Henri Michel foi o grande embaixador do estilo francês no mundo, sobretudo no continente africano. Depois de levar a França de Platini ao pódio em 1986, Michel estabeleceu-se como um mestre da adaptação, qualificando Camarões, Marrocos e Costa do Marfim para o Mundial. A sua capacidade de combinar o rigor tático europeu com a criatividade africana fez dele uma figura paternal respeitada em três continentes.

Óscar Tabárez (4 presenças em 1990, 2010, 2014, 2018)

Apelidado de "El Maestro", Tabárez é um modelo de lealdade e reconstrução. Ao contrário dos outros treinadores desta lista, as suas quatro participações foram ao serviço do seu país natal, o Uruguai. Ele não só treinou, como também reformou toda a base do país através do "Processo". Sob o seu comando, a Celeste recuperou a dignidade e o espírito de luta, voltando a ser uma força a ter em conta no cenário mundial, culminando com a histórica meia-final em 2010.

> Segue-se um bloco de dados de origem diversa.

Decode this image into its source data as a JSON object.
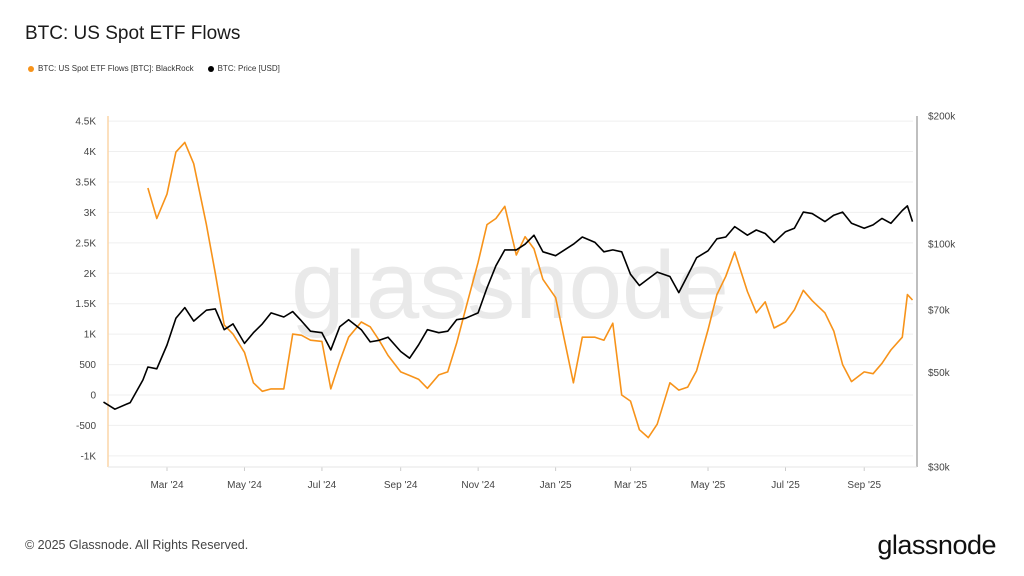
{
  "title": "BTC: US Spot ETF Flows",
  "footer": "© 2025 Glassnode. All Rights Reserved.",
  "logo_text": "glassnode",
  "watermark_text": "glassnode",
  "chart_data": {
    "type": "line",
    "title": "BTC: US Spot ETF Flows",
    "legend_position": "top-left",
    "grid": true,
    "x_ticks": [
      "Mar '24",
      "May '24",
      "Jul '24",
      "Sep '24",
      "Nov '24",
      "Jan '25",
      "Mar '25",
      "May '25",
      "Jul '25",
      "Sep '25"
    ],
    "x_tick_dates": [
      "2024-03-01",
      "2024-05-01",
      "2024-07-01",
      "2024-09-01",
      "2024-11-01",
      "2025-01-01",
      "2025-03-01",
      "2025-05-01",
      "2025-07-01",
      "2025-09-01"
    ],
    "y_left": {
      "ylim": [
        -1100,
        4650
      ],
      "ticks": [
        -1000,
        -500,
        0,
        500,
        1000,
        1500,
        2000,
        2500,
        3000,
        3500,
        4000,
        4500
      ],
      "tick_labels": [
        "-1K",
        "-500",
        "0",
        "500",
        "1K",
        "1.5K",
        "2K",
        "2.5K",
        "3K",
        "3.5K",
        "4K",
        "4.5K"
      ]
    },
    "y_right": {
      "scale": "log",
      "ylim": [
        30000,
        200000
      ],
      "ticks": [
        30000,
        50000,
        70000,
        100000,
        200000
      ],
      "tick_labels": [
        "$30k",
        "$50k",
        "$70k",
        "$100k",
        "$200k"
      ]
    },
    "series": [
      {
        "name": "BTC: US Spot ETF Flows [BTC]: BlackRock",
        "color": "#f7931a",
        "axis": "left",
        "x": [
          "2024-02-15",
          "2024-02-22",
          "2024-03-01",
          "2024-03-08",
          "2024-03-15",
          "2024-03-22",
          "2024-04-01",
          "2024-04-08",
          "2024-04-15",
          "2024-04-22",
          "2024-05-01",
          "2024-05-08",
          "2024-05-15",
          "2024-05-22",
          "2024-06-01",
          "2024-06-08",
          "2024-06-15",
          "2024-06-22",
          "2024-07-01",
          "2024-07-08",
          "2024-07-15",
          "2024-07-22",
          "2024-08-01",
          "2024-08-08",
          "2024-08-15",
          "2024-08-22",
          "2024-09-01",
          "2024-09-08",
          "2024-09-15",
          "2024-09-22",
          "2024-10-01",
          "2024-10-08",
          "2024-10-15",
          "2024-10-22",
          "2024-11-01",
          "2024-11-08",
          "2024-11-15",
          "2024-11-22",
          "2024-12-01",
          "2024-12-08",
          "2024-12-15",
          "2024-12-22",
          "2025-01-01",
          "2025-01-08",
          "2025-01-15",
          "2025-01-22",
          "2025-02-01",
          "2025-02-08",
          "2025-02-15",
          "2025-02-22",
          "2025-03-01",
          "2025-03-08",
          "2025-03-15",
          "2025-03-22",
          "2025-04-01",
          "2025-04-08",
          "2025-04-15",
          "2025-04-22",
          "2025-05-01",
          "2025-05-08",
          "2025-05-15",
          "2025-05-22",
          "2025-06-01",
          "2025-06-08",
          "2025-06-15",
          "2025-06-22",
          "2025-07-01",
          "2025-07-08",
          "2025-07-15",
          "2025-07-22",
          "2025-08-01",
          "2025-08-08",
          "2025-08-15",
          "2025-08-22",
          "2025-09-01",
          "2025-09-08",
          "2025-09-15",
          "2025-09-22",
          "2025-10-01",
          "2025-10-05",
          "2025-10-09"
        ],
        "values": [
          3400,
          2900,
          3300,
          3990,
          4150,
          3800,
          2800,
          2000,
          1150,
          1000,
          700,
          200,
          60,
          100,
          100,
          1000,
          980,
          900,
          880,
          100,
          550,
          950,
          1200,
          1120,
          900,
          650,
          380,
          320,
          260,
          110,
          330,
          380,
          850,
          1400,
          2180,
          2800,
          2900,
          3100,
          2300,
          2600,
          2400,
          1900,
          1600,
          900,
          200,
          950,
          950,
          900,
          1180,
          0,
          -100,
          -570,
          -700,
          -480,
          200,
          80,
          130,
          400,
          1070,
          1650,
          1950,
          2350,
          1700,
          1350,
          1530,
          1100,
          1200,
          1400,
          1720,
          1550,
          1350,
          1050,
          500,
          220,
          380,
          350,
          520,
          740,
          950,
          1650,
          1560
        ]
      },
      {
        "name": "BTC: Price [USD]",
        "color": "#000000",
        "axis": "right",
        "x": [
          "2024-01-11",
          "2024-01-20",
          "2024-02-01",
          "2024-02-11",
          "2024-02-15",
          "2024-02-22",
          "2024-03-01",
          "2024-03-08",
          "2024-03-15",
          "2024-03-22",
          "2024-04-01",
          "2024-04-08",
          "2024-04-15",
          "2024-04-22",
          "2024-05-01",
          "2024-05-08",
          "2024-05-15",
          "2024-05-22",
          "2024-06-01",
          "2024-06-08",
          "2024-06-15",
          "2024-06-22",
          "2024-07-01",
          "2024-07-08",
          "2024-07-15",
          "2024-07-22",
          "2024-08-01",
          "2024-08-08",
          "2024-08-15",
          "2024-08-22",
          "2024-09-01",
          "2024-09-08",
          "2024-09-15",
          "2024-09-22",
          "2024-10-01",
          "2024-10-08",
          "2024-10-15",
          "2024-10-22",
          "2024-11-01",
          "2024-11-08",
          "2024-11-15",
          "2024-11-22",
          "2024-12-01",
          "2024-12-08",
          "2024-12-15",
          "2024-12-22",
          "2025-01-01",
          "2025-01-08",
          "2025-01-15",
          "2025-01-22",
          "2025-02-01",
          "2025-02-08",
          "2025-02-15",
          "2025-02-22",
          "2025-03-01",
          "2025-03-08",
          "2025-03-15",
          "2025-03-22",
          "2025-04-01",
          "2025-04-08",
          "2025-04-15",
          "2025-04-22",
          "2025-05-01",
          "2025-05-08",
          "2025-05-15",
          "2025-05-22",
          "2025-06-01",
          "2025-06-08",
          "2025-06-15",
          "2025-06-22",
          "2025-07-01",
          "2025-07-08",
          "2025-07-15",
          "2025-07-22",
          "2025-08-01",
          "2025-08-08",
          "2025-08-15",
          "2025-08-22",
          "2025-09-01",
          "2025-09-08",
          "2025-09-15",
          "2025-09-22",
          "2025-10-01",
          "2025-10-05",
          "2025-10-09"
        ],
        "values": [
          42600,
          41000,
          42500,
          48000,
          51500,
          51000,
          58000,
          67000,
          71000,
          66000,
          70000,
          70500,
          63000,
          65000,
          58500,
          62000,
          65000,
          69000,
          67500,
          69500,
          66000,
          62500,
          62000,
          56500,
          64000,
          66500,
          63000,
          59000,
          59500,
          60500,
          56000,
          54000,
          58000,
          63000,
          62000,
          62500,
          66500,
          67000,
          69000,
          79000,
          89000,
          97000,
          97000,
          100000,
          105000,
          96000,
          94000,
          97000,
          100000,
          104000,
          101000,
          96000,
          97000,
          96000,
          85000,
          80000,
          83000,
          86000,
          84000,
          77000,
          84500,
          93000,
          96500,
          103000,
          104000,
          110000,
          105000,
          108000,
          106000,
          101000,
          107000,
          109000,
          119000,
          118000,
          113000,
          117000,
          119000,
          112000,
          109000,
          111000,
          115000,
          112000,
          120000,
          123000,
          113000
        ]
      }
    ]
  }
}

Didier Deschamps (4 presenças em 2014, 2018, 2022, 2026)

Didier Deschamps encarna na perfeição a eficiência e o pragmatismo do século XXI. Depois de ter conquistado o Mundial como capitão, assumiu o comando da França para criar uma verdadeira máquina vencedora. Com um título (2018) e uma final (2022), prepara-se para uma quarta participação em 2026. Deschamps não procura o espetáculo supérfluo, mas sim a arte de gerir os egos e de transformar o talento bruto em feitos históricos.